Off the Gridiron: At 65 years old, Rose Stadium still playing strong

Published 7:03 pm Friday, September 27, 2013

A car decked out in roses drives through Rose Stadium during a Texas Rose Festival in the 1940s. (Courtesy)

The Tyler High School Lions planned a light workout to prepare for their season opener against the Fort Worth North Side High School Steers, the Tyler Morning Telegraph reported on Sept. 9, 1948.

Tyler Head Coach Ed Henning reported his squad to be in good condition and “declined to make any prediction on the possible outcome.”

The game was going to be the first to be played in the newly built $225,000 Tyler Rose Stadium, the newspaper reported.

The game didn’t end well for the Lions — the North Side Steers shut them out 12 to 0 before 7,500 fans, according to newspaper reports.

But Tylerites still had something special to cheer about — the new stadium, called the largest in East Texas at that time, which could seat 20,000.



The stadium was built in 1947 from a school bond referendum, which would be repaid with receipts from sporting events, according to the newspaper archives.

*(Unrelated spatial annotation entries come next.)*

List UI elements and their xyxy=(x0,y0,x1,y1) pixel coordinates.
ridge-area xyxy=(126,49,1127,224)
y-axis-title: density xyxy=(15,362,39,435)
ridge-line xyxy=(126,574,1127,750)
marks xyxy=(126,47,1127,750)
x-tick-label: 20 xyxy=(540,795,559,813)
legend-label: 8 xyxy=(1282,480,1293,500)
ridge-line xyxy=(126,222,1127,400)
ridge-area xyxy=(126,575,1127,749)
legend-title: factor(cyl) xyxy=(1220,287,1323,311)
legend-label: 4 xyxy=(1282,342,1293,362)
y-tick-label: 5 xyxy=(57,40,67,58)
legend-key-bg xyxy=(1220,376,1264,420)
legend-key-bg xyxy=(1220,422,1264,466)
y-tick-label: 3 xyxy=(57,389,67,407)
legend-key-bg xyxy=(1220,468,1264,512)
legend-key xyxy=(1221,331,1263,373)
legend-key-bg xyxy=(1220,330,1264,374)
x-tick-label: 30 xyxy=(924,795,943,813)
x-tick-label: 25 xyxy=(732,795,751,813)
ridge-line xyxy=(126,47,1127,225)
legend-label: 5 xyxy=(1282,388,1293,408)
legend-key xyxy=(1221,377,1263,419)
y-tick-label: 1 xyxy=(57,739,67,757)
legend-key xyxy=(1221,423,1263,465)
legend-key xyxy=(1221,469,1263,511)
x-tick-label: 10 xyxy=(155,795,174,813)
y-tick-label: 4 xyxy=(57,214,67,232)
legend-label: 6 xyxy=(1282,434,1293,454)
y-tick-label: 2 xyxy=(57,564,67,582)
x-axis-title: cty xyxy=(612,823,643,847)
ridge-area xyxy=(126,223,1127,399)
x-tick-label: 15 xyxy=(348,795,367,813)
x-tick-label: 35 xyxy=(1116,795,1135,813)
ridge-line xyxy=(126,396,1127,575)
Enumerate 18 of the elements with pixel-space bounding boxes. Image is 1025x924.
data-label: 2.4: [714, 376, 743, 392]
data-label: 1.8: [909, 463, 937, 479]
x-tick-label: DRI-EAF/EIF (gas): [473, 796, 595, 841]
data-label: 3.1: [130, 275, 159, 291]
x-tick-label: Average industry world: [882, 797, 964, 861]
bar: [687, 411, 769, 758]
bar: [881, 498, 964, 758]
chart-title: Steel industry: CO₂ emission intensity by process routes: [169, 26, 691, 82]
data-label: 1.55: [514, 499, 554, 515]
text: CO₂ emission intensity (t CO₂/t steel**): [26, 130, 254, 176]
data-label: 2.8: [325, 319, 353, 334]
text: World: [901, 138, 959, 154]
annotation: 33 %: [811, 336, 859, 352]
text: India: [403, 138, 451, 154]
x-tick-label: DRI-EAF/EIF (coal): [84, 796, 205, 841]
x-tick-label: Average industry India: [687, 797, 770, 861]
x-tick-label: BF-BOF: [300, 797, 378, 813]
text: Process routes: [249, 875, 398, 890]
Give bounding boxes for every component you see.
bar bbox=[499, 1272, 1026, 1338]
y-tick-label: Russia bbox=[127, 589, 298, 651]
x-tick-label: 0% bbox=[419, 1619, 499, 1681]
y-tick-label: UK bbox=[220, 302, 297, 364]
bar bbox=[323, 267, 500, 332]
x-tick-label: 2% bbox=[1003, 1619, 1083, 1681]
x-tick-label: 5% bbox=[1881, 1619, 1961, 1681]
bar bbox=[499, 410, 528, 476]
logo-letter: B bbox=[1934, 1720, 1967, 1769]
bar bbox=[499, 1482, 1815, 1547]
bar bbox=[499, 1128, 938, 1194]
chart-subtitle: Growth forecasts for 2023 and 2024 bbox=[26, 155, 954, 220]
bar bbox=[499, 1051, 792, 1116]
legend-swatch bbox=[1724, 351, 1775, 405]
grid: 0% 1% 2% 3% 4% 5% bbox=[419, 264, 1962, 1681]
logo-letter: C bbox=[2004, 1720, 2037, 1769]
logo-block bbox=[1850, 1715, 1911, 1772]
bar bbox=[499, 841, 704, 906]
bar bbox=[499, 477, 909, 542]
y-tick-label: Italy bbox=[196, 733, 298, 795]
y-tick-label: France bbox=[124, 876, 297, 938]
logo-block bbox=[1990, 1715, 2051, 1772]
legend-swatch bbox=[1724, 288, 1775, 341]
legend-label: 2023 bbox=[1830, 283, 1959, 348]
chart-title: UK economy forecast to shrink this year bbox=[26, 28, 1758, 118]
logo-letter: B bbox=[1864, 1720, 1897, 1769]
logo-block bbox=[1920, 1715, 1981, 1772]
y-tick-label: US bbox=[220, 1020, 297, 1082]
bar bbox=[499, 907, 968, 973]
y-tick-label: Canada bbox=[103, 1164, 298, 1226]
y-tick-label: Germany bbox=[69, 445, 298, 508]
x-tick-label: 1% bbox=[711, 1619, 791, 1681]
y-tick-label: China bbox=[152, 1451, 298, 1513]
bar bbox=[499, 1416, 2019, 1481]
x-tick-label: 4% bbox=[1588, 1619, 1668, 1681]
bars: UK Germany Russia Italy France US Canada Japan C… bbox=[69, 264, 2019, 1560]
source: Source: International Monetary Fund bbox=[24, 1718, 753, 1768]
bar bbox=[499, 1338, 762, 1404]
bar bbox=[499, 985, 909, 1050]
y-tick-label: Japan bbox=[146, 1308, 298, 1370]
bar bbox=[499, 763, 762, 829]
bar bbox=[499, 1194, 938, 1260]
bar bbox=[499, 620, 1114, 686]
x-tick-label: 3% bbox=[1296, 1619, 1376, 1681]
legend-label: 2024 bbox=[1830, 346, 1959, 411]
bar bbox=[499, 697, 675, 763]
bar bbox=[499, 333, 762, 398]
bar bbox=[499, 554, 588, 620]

The Tyler City Commission, as it was known then, voted in April 1947 to transfer about five acres of the East Texas Fairgrounds to the school district for it to be built.

Tyler school board members voted to choose the name “Tyler Rose Stadium” for the city’s best-known industry after surveys showed the public favored the name.

No new stadium would have been complete with a new scoreboard — a Sept. 24, 1948, Tyler Morning Telegraph article referenced “a huge electric scoreboard donated to the schools by Claude Holley, automobile dealer and sports enthusiast.”

The clock was an International Business Machine device, which could be used as the official timer, the article stated.

In addition to high school and college football, the stadium has hosted entertainers, such as James Brown in 1970, numerous July 4 celebrations, and, of course, the Texas Rose Festival, which began in 1933.